You can see messages received by your Lambda function in one of two ways:

  • Watch the Lambda function’s logs

    You can view the logs from your Lambda function by running the following command:

    sudo cat ggc/var/log/user/us-west-2/your_account_id/your_function_name.log

    The logs should look similar to:

    [2017-11-14T16:33:09.05Z][INFO]-started subscription : 305964 [2017-11-14T16:33:09.05Z][INFO]-monitoring node id = ns=1;s=PumpSpeed [2017-11-14T16:33:09.099Z][INFO]-monitoredItem initialized [2017-11-15T23:49:34.752Z][INFO]-Publishing message on topic "/opcua/server/node/MyPumpSpeed" with Payload "{"id":"ns=1;s=PumpSpeed","value":{"dataType":"Double","arrayType":"Scalar","value":237.5250759433095}}"
  • Configure Greengrass to forward messages from your Lambda function to the IoT Cloud.

    Follow the steps outlined in Verify the Lambda Function Is Running on the Device to receive messages on the AWS IoT Core console.


  • Make sure there is a Subscription from your Lambda function going to the IoT Cloud. Details are in Configure the Lambda Function for AWS IoT Greengrass.
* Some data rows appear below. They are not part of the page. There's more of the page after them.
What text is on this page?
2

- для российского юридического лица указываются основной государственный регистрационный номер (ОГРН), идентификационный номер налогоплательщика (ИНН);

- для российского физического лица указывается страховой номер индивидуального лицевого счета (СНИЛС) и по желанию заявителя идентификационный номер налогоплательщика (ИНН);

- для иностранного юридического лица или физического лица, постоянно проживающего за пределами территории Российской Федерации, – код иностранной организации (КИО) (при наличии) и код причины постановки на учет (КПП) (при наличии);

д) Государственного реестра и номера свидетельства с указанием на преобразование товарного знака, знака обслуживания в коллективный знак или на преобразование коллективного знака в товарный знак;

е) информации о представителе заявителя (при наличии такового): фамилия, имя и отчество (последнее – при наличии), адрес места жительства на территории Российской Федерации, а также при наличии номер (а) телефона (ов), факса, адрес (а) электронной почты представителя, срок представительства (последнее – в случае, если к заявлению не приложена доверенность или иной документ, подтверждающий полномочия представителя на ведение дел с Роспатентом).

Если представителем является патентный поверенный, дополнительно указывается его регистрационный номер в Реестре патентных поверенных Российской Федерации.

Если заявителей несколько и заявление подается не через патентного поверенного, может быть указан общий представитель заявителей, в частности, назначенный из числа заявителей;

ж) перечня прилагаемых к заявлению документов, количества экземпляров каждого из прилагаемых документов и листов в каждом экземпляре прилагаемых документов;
  • Since messages are forwarded to the cloud, make sure you terminate either the example server you configured above, or stop the Greengrass core, so that you don't end up publishing a lot of messages to IoT cloud and getting charged for them!

Next Steps

With Greengrass, you can use this same architecture to create your own implementation of OPC-UA, and also implement your own support for custom, legacy, and proprietary messaging protocols. Since Lambda functions running on Greengrass cores have access to network resources, you can use them to implement support for any protocol that rides on top of TCP-IP. In addition, you can also take advantage of Greengrass Local Resource Access to implement support for protocols that need access to hardware adapters/drivers.